A spaceship moving away from the earth with velocity 0.6c fires a rocket in the direction of travel with a speed of 0.7c relative to the spaceship. What will be the velocity of the rocket, as observed from the earth? where c is the velocity of light.

Concept:

(Relativistic) Addition of velocities or velocity addition theorem:

The Lorentz transformation equations enable us to transform velocity from one frame of reference to another, in relative motion with respect to it.

Let S and S’ be the two inertial frames in relative motion so that S; moves with uniform velocity v to the right, along the X-axis, relative to S.

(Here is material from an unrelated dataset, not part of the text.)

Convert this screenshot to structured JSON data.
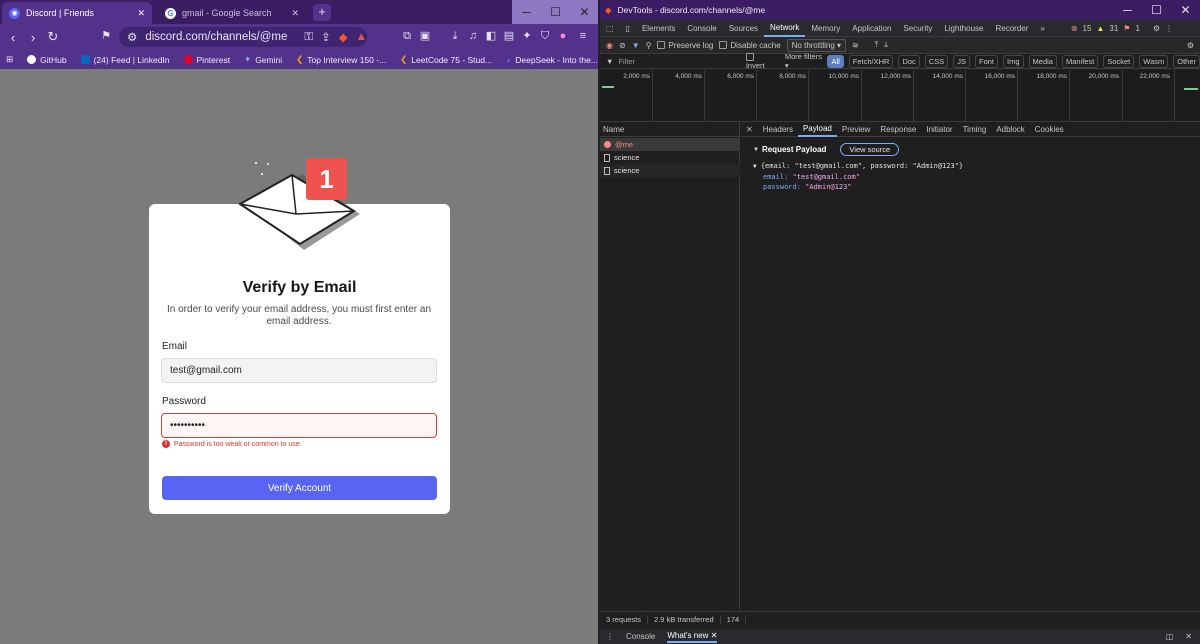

Let u and u’ be the velocities of a particle measured in the inertial frames S and S’ respectively.

\(u' = \frac{{u - v}}{{1 - \frac{{uv}}{{{c^2}}}}}\)

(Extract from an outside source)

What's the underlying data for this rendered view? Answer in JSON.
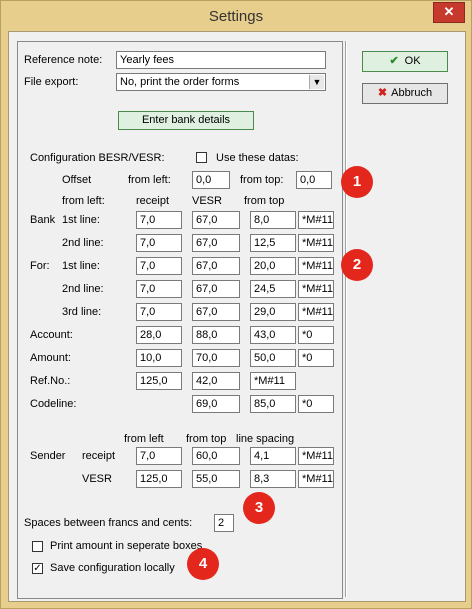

So, if a particle has a velocity u’ in a frame of reference S’ which is moving with velocity v relative to another frame of reference S, the velocity of the particle in the frame S will be:

\(u = \frac{{u' + v}}{{1 + \frac{{u'v}}{{{c^2}}}}}\)

Calculation:

u' = velocity of the rocket relative to space ship

v = velocity of the spaceship relative to the earth

u' = 0.7 c, v = 0.6 c

\(u = \frac{{u' + v}}{{1 + \frac{{u'v}}{{{c^2}}}}} = \frac{{\left( {0.7 + 0.6} \right)c}}{{1 + 0.7 \times 0.6}}\)

\(u = 0.92\;c\)